Ironis, demikian dia selalu menyebutkannya, dan beginilah jika dia diberi kesempatan untuk menuliskannya di lembar apapun juga: “Saya adalah seorang anak laki-laki yang dilahirkan dari ibu yang membenci laki-laki, tidakkah itu membuat saya merasa terkutuk?”

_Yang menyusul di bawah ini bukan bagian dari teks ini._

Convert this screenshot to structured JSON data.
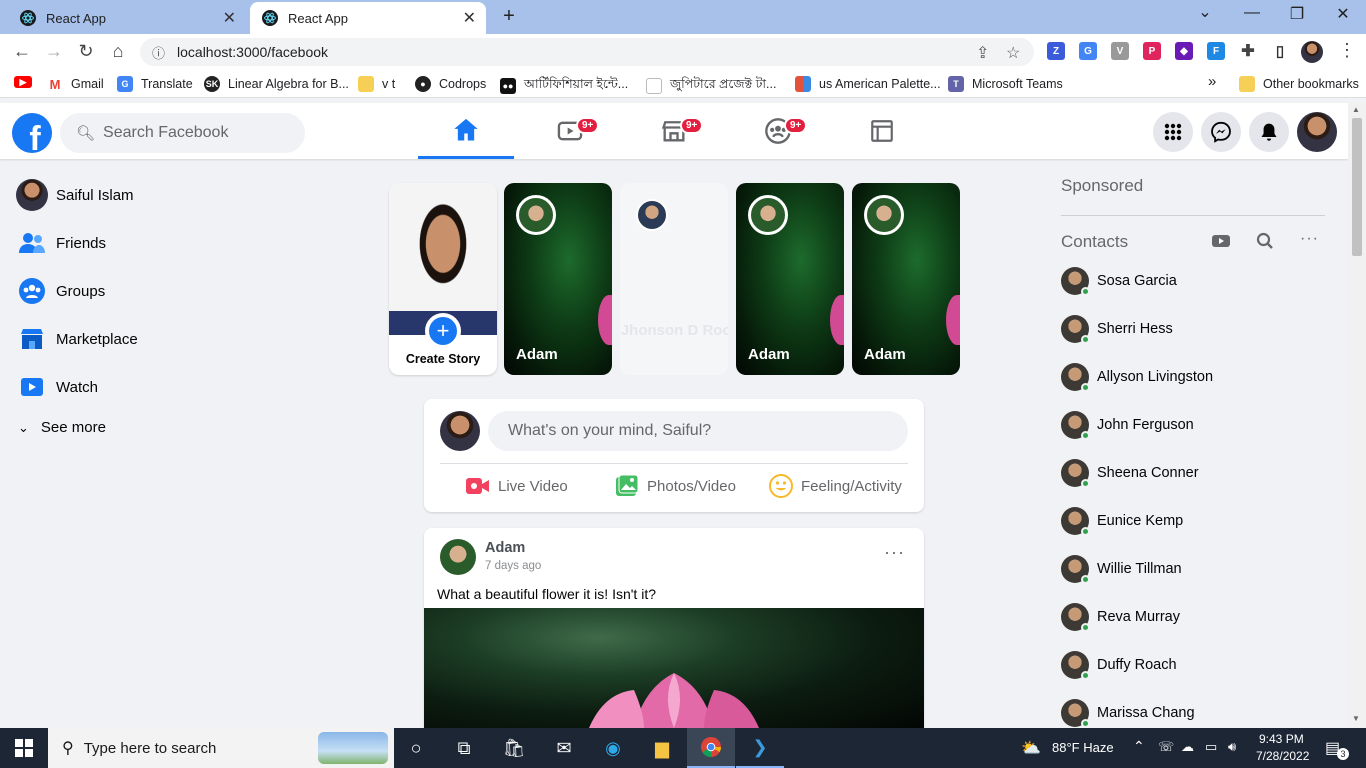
{
  "browser": {
    "tabs": [
      {
        "label": "React App",
        "close": "✕"
      },
      {
        "label": "React App",
        "close": "✕"
      }
    ],
    "new_tab": "+",
    "window_controls": {
      "minimize": "—",
      "restore": "❐",
      "close": "✕",
      "tab_search": "⌄"
    },
    "url": "localhost:3000/facebook",
    "bookmarks": [
      {
        "label": "",
        "icon": "youtube-icon",
        "color": "#ff0000"
      },
      {
        "label": "Gmail",
        "icon": "gmail-icon",
        "color": "#ea4335"
      },
      {
        "label": "Translate",
        "icon": "translate-icon",
        "color": "#4285f4"
      },
      {
        "label": "Linear Algebra for B...",
        "icon": "sk-icon",
        "color": "#222222"
      },
      {
        "label": "v t",
        "icon": "folder-icon",
        "color": "#f6cf57"
      },
      {
        "label": "Codrops",
        "icon": "github-icon",
        "color": "#222222"
      },
      {
        "label": "আর্টিফিশিয়াল ইন্টে...",
        "icon": "video-icon",
        "color": "#111111"
      },
      {
        "label": "জুপিটারে প্রজেক্ট টা...",
        "icon": "page-icon",
        "color": "#dddddd"
      },
      {
        "label": "us American Palette...",
        "icon": "palette-icon",
        "color": "#e3533b"
      },
      {
        "label": "Microsoft Teams",
        "icon": "teams-icon",
        "color": "#6264a7"
      }
    ],
    "more_bookmarks": "»",
    "other_bookmarks": "Other bookmarks"
  },
  "fb": {
    "search_placeholder": "Search Facebook",
    "nav_badges": [
      "9+",
      "9+",
      "9+"
    ],
    "user_name": "Saiful Islam",
    "left_menu": [
      {
        "label": "Friends",
        "icon": "friends-icon"
      },
      {
        "label": "Groups",
        "icon": "groups-icon"
      },
      {
        "label": "Marketplace",
        "icon": "marketplace-icon"
      },
      {
        "label": "Watch",
        "icon": "watch-icon"
      }
    ],
    "see_more": "See more",
    "stories": {
      "create_label": "Create Story",
      "items": [
        {
          "name": "Adam"
        },
        {
          "name": "Jhonson D Rock"
        },
        {
          "name": "Adam"
        },
        {
          "name": "Adam"
        }
      ]
    },
    "composer": {
      "placeholder": "What's on your mind, Saiful?",
      "actions": [
        {
          "label": "Live Video",
          "icon": "live-video-icon",
          "color": "#f3425f"
        },
        {
          "label": "Photos/Video",
          "icon": "photos-icon",
          "color": "#45bd62"
        },
        {
          "label": "Feeling/Activity",
          "icon": "feeling-icon",
          "color": "#f7b928"
        }
      ]
    },
    "post": {
      "author": "Adam",
      "time": "7 days ago",
      "text": "What a beautiful flower it is! Isn't it?"
    },
    "sponsored": "Sponsored",
    "contacts_title": "Contacts",
    "contacts": [
      "Sosa Garcia",
      "Sherri Hess",
      "Allyson Livingston",
      "John Ferguson",
      "Sheena Conner",
      "Eunice Kemp",
      "Willie Tillman",
      "Reva Murray",
      "Duffy Roach",
      "Marissa Chang"
    ]
  },
  "taskbar": {
    "search_placeholder": "Type here to search",
    "weather": "88°F  Haze",
    "time": "9:43 PM",
    "date": "7/28/2022",
    "notifications": "3"
  },
  "colors": {
    "fb_blue": "#1877f2",
    "badge_red": "#e41e3f",
    "online_green": "#31a24c"
  }
}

Berulang-ulang. Ibunya seringkali mengedepankan Adam dan Hawa sebagai perumpamaan betapa buruknya laki-laki, beginilah ibunya sering bercerita (dengan kegeraman yang hampir jelas di mata dan tarikan bibirnya):
“Irwan, Kamu harus tahu cerita ini, ketika Tuhan memergoki Adam dan Hawa memakan buah terlarang, Hawa dengan jiwa perempuannya berkata pada Tuhan: ya saya bersalah. Tapi Adam, sebagai laki-laki malah berkata: perempuan itu yang memberikan buah terlarang padaku. Maka dari itu ibu tidak suka laki-laki karena mereka egois, selalu menyalahkan perempuan, tidak mau kalah, dan tidak mau dianggap salah!”

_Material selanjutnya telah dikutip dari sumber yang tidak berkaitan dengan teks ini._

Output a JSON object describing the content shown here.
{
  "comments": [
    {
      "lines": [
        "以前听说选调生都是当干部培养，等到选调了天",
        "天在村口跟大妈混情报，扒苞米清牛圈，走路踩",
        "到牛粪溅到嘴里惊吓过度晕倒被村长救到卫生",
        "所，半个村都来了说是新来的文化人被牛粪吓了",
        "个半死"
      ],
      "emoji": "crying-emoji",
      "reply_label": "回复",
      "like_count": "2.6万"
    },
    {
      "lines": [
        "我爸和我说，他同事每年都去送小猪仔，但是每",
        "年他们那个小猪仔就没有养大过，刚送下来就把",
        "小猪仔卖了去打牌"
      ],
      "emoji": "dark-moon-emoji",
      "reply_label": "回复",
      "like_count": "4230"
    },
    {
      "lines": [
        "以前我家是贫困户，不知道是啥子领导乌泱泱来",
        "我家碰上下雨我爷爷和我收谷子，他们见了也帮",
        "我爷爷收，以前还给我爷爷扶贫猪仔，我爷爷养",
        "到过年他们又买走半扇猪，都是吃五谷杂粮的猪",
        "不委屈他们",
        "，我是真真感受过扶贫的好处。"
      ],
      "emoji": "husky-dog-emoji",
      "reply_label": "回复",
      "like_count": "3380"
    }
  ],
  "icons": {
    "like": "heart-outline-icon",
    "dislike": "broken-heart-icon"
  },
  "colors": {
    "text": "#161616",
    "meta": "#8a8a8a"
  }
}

Makin lama dia merasa kebencian ibunya pada laki-laki makin besar, hingga puncaknya ketika satu hari ibunya menghardik “Tahu bakal begini, lebih baik dulu ibu aborsi kamu!”

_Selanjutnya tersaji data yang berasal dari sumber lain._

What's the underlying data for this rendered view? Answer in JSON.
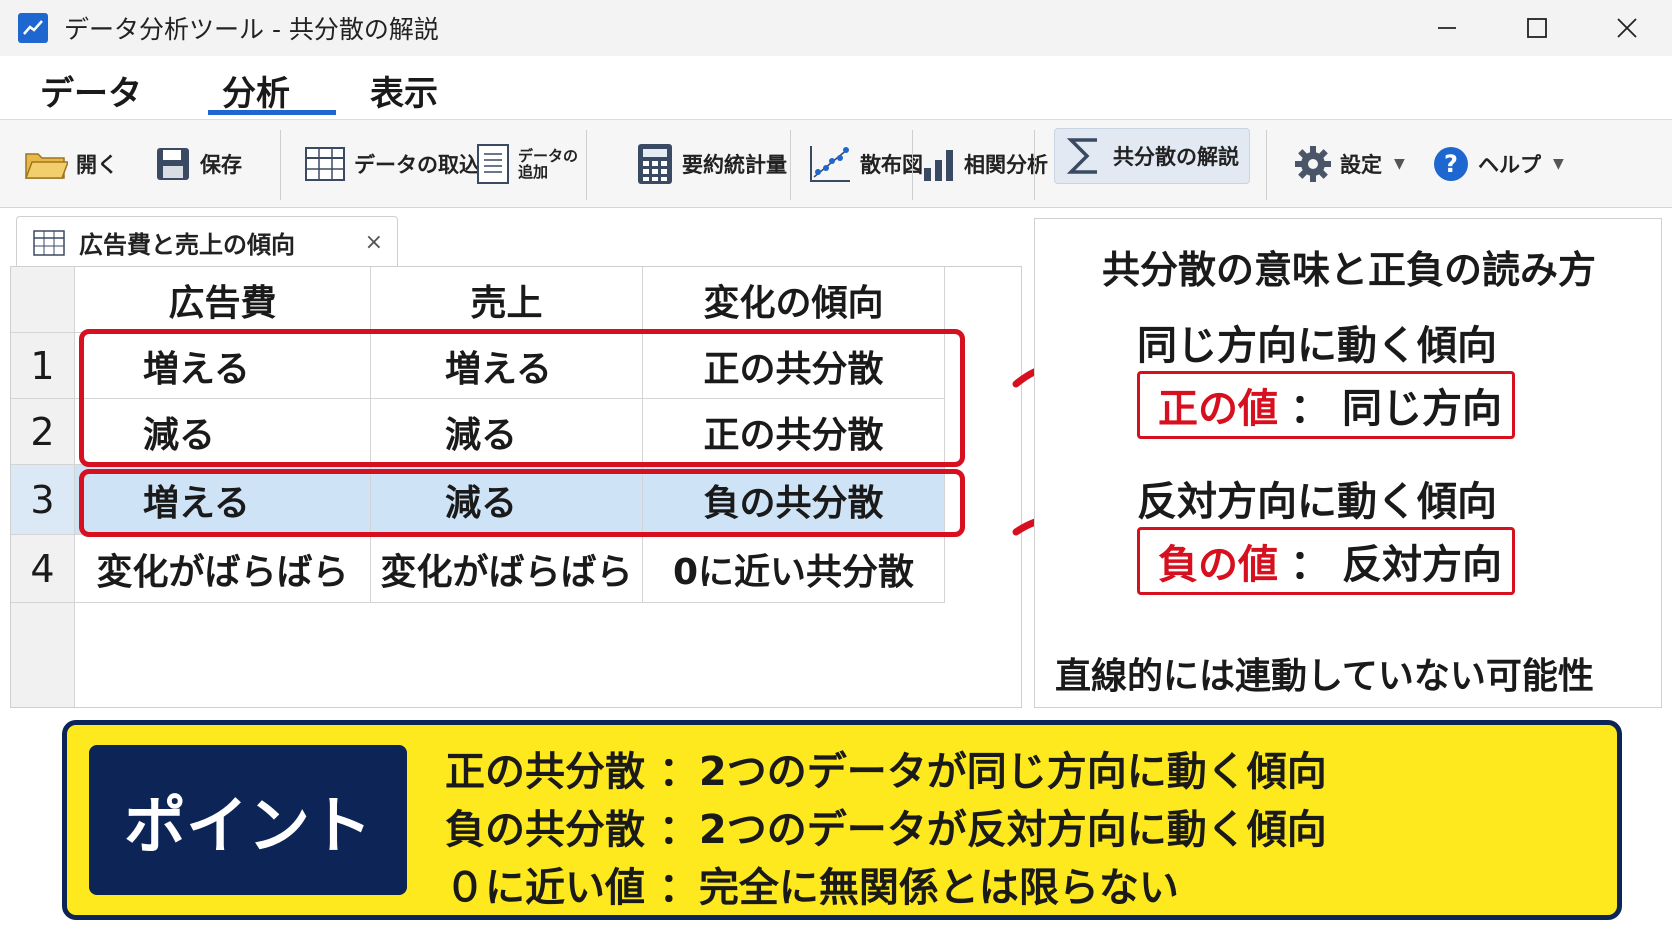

Disusul sebuah tamparan mendarat di pipi dan Irwan kecil menangis, lebih menyayat dari tangis manapun yang dia keluarkan. Padahal saat itu kesalahannya sederhana, mencuri uang seribu rupiah. Sebagian anak kecil di dunia pasti pernah melakukannya, tapi mengapa kata aborsi itu yang keluar?
Ketika sudah besar—ketika Irwan mengetahui arti aborsi yang sebenarnya—dia mengkonfirmasi itu, dan ibunya mengiyakan dengan dingin. Benar, kamu memang dulu mau diaborsi. Kakakmu yang seharusnya menjadi bungsu.
Akhirnya sejak itu Irwan merasa begitu terasing, bahkan dari ibunya sendiri. Saat itu dia bertanya-tanya, apakah kehadirannya tidak diinginkan? Apakah ibunya tidak mencintai dia? Apakah ibunya akan benar-benar membunuhnya? Sejak itu dia merasa ibu tidak menginginkan dia ada dan hanya keterlanjuran yang memaksa mereka berkasih sayang. Jadi bukankah kalau begitu maka semua kasih sayang ibunya adalah palsu?